Researchers at Columbia University’s Mailman School of Public Health and Columbia University Medical Center with collaborators from the University of Turku and Helsinki in Finland report that medical use of selective serotonin reuptake inhibitors (SSRIs) during pregnancy was associated with increased rates of offspring depression by early adolescence. This is the first study that followed children beyond childhood for depressive disorders which typically do not emerge until after the onset of puberty. The paper, “Gestational Exposure to Selective Serotonin Reuptake Inhibitors and Offspring Psychiatric Disorders: A National Register-Based Study” is published in the Journal of the American Academy of Child and Adolescent Psychiatry (JAACAP)
[Photo: Dr. Alan Brown (left) and Dr. Myrna Weissman]
SSRIs have been prescribed increasingly to pregnant women since their introduction 30 years ago, and today 6 percent of pregnant women in the U.S. and 4 percent in Finland are on SSRIs at some stage of pregnancy. Earlier research had suggested an association between mother’s SSRI use and offspring autism spectrum disorders and attention deficit hyperactivity disorder.
To address the question if SSRI use during pregnancy is associated with offspring psychiatric disorders, the team of researchers examined offspring psychiatric diagnoses, including depression, anxiety, ASD and ADHD of nearly 16,000 mothers using SSRIs during pregnancy from 1996-2010, using national register data from Finland. Children in this cohort ranged in age from birth to 15 years.
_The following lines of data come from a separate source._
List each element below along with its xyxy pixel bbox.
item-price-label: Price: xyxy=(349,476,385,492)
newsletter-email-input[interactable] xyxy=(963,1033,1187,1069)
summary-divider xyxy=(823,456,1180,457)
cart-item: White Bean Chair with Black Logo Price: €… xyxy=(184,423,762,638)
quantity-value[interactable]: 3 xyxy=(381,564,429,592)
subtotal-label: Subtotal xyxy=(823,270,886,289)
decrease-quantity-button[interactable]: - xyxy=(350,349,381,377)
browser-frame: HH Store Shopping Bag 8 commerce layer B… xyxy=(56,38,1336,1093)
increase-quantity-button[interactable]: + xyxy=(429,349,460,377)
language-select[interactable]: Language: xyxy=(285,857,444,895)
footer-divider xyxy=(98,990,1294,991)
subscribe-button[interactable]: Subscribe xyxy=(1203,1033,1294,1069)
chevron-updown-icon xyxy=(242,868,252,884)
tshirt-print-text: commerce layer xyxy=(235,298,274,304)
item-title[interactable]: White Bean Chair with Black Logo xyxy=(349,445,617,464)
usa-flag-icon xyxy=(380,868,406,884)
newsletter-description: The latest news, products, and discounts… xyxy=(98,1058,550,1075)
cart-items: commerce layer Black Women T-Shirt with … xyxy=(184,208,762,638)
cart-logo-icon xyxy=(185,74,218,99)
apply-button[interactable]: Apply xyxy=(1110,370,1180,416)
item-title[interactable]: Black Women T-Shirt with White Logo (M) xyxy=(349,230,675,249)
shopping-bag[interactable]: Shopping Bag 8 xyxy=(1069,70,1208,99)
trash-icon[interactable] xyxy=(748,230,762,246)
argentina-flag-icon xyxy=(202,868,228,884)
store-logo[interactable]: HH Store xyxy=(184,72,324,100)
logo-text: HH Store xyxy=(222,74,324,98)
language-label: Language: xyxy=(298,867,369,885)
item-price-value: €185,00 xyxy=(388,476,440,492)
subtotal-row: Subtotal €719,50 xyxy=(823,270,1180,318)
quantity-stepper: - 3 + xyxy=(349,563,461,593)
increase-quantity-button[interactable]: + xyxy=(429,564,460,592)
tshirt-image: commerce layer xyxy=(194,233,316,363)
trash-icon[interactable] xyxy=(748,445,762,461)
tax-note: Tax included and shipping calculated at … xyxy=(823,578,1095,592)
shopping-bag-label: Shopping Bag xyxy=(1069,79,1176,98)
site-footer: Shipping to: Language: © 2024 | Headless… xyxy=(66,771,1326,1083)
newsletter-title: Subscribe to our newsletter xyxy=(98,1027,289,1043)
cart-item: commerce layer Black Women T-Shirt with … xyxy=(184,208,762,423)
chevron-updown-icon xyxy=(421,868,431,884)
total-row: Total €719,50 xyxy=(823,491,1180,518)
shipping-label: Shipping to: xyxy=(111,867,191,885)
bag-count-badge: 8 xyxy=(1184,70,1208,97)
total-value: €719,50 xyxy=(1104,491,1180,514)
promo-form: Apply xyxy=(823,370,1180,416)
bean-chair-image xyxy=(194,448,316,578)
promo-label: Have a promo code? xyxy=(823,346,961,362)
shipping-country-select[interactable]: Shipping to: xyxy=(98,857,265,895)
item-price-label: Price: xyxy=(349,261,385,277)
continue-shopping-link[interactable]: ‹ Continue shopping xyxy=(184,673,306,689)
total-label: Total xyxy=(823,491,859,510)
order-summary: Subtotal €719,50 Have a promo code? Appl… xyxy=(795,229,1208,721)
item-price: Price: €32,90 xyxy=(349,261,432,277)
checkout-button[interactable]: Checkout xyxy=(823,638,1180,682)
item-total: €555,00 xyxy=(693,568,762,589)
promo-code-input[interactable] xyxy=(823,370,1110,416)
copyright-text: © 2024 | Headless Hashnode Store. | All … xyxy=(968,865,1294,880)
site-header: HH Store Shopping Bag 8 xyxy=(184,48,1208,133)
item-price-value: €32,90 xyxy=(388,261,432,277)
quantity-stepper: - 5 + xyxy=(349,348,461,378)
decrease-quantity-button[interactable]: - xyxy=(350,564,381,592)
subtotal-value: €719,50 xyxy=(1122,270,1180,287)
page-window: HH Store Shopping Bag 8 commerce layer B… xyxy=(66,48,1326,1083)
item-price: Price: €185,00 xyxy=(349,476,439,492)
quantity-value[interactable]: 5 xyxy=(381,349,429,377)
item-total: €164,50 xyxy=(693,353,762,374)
Because maternal psychiatric illness can affect offspring neurodevelopment in the absence of SSRIs, primary comparisons were made between offspring of the SSRI group and offspring of mothers with a diagnosis of psychiatric disorders but no antidepressant use.
Children exposed to SSRIs during gestation were diagnosed with depression at an increasing rate following age 12, reaching a cumulative incidence of 8.2 percent by age 15, compared to 1.9 percent in the group of children exposed to maternal psychiatric illness but no antidepressants. Rates of anxiety, ASD and ADHD diagnoses did not differ significantly between the two groups. Comparing SSRI exposed to offspring of mothers with neither antidepressant use nor psychiatric diagnosis, the rates were significantly elevated for each outcome.
According to the researchers, the results suggest that SSRI use during pregnancy increases the risk of offspring depression. However, the oldest subjects had only just entered the age of risk for depression and mood disorders typically emerge after the onset of puberty. Further research is therefore urgently needed to follow these children as they get older to substantiate the findings. Also, until confirmed, these findings must be balanced against the adverse consequences of untreated maternal depression.
“While some women with mild to moderate depression may do well coming off antidepressants during pregnancy, severe depression left untreated can lead to serious consequences in the mother and can have direct and indirect adverse effects on the pregnancy, the fetus, and the child,” said Dr. Myrna Weissman, Diane Goldman Kemper Family Professor of Epidemiology at the Mailman School of Public Health and co-director of a NIMH-funded Silvio O. Conte Translational Center, from the Sackler Institute at Columbia.
While results related to offspring risk of ASD and ADHD after prenatal exposure to SSRIs provide some reassurance, SSRI exposure during gestation may have delayed, but significant effects on offspring risk for depression. “Further studies should determine whether the developing fetus is particularly sensitive to the effects of SSRIs in different trimesters, whether some medications may be safer than others for the fetus, and whether evidence based psychotherapies could be better utilized to maximize maternal benefits while minimizing risk to the long-term health of the developing fetus,” noted Dr. Alan Brown, Mailman School professor of epidemiology and psychiatry.
This research was supported by National Institutes of Health grant P50MH090966, the Sackler Institute for Developmental Psycho-biology of Columbia University, and grants from the Sigrid Juselius Foundation, the Foundation for Pediatric Research in Finland, and the Finnish Medical Foundation. The authors report no conflicts of interest.